Tumor response rates reinforced these findings. The triplet arm achieved an objective response rate of 48.9% versus 26.0% in the control arm, with a median duration of response of 15.7 months compared with 7.5 months for alpelisib. Overall survival data remained immature at the time of interim analysis.
Improved Tolerability and Lower Side-Effect Risks
Gedatolisib also demonstrated a markedly improved tolerability profile. Rates of hyperglycemia—a hallmark toxicity of alpelisib—were dramatically lower, occurring in roughly 15% of triplet patients versus 57.9% in the control arm. Diarrhea showed a similar pattern.
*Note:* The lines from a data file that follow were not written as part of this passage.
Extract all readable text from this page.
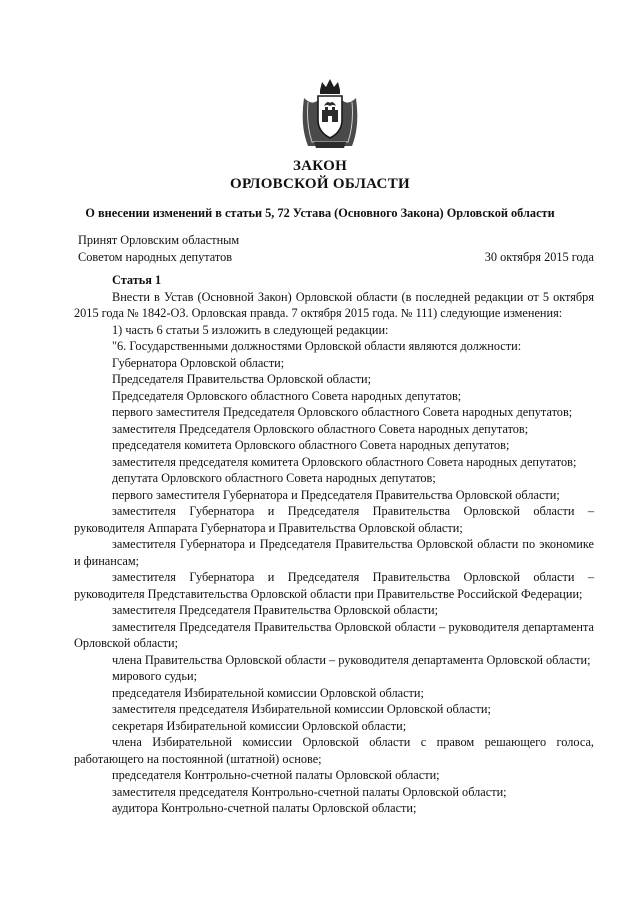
ЗАКОН
ОРЛОВСКОЙ ОБЛАСТИ
О внесении изменений в статьи 5, 72 Устава (Основного Закона) Орловской области
Принят Орловским областным
Советом народных депутатов	30 октября 2015 года

Статья 1

Внести в Устав (Основной Закон) Орловской области (в последней редакции от 5 октября 2015 года № 1842-ОЗ. Орловская правда. 7 октября 2015 года. № 111) следующие изменения:

1) часть 6 статьи 5 изложить в следующей редакции:

"6. Государственными должностями Орловской области являются должности:

Губернатора Орловской области;

Председателя Правительства Орловской области;

Председателя Орловского областного Совета народных депутатов;

первого заместителя Председателя Орловского областного Совета народных депутатов;

заместителя Председателя Орловского областного Совета народных депутатов;

председателя комитета Орловского областного Совета народных депутатов;

заместителя председателя комитета Орловского областного Совета народных депутатов;

депутата Орловского областного Совета народных депутатов;

первого заместителя Губернатора и Председателя Правительства Орловской области;

заместителя Губернатора и Председателя Правительства Орловской области – руководителя Аппарата Губернатора и Правительства Орловской области;

заместителя Губернатора и Председателя Правительства Орловской области по экономике и финансам;

заместителя Губернатора и Председателя Правительства Орловской области – руководителя Представительства Орловской области при Правительстве Российской Федерации;

заместителя Председателя Правительства Орловской области;

заместителя Председателя Правительства Орловской области – руководителя департамента Орловской области;

члена Правительства Орловской области – руководителя департамента Орловской области;

мирового судьи;

председателя Избирательной комиссии Орловской области;

заместителя председателя Избирательной комиссии Орловской области;

секретаря Избирательной комиссии Орловской области;

члена Избирательной комиссии Орловской области с правом решающего голоса, работающего на постоянной (штатной) основе;

председателя Контрольно-счетной палаты Орловской области;

заместителя председателя Контрольно-счетной палаты Орловской области;

аудитора Контрольно-счетной палаты Орловской области;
The most common adverse event with gedatolisib was stomatitis, affecting approximately 61% of patients across both investigational arms.
Hurvitz concludes that these results validate the PAM pathway as a key molecular driver in HR+/HER2– advanced breast cancer regardless of PIK3CA mutation status, positioning gedatolisib-based regimens as a compelling new standard of care in this setting.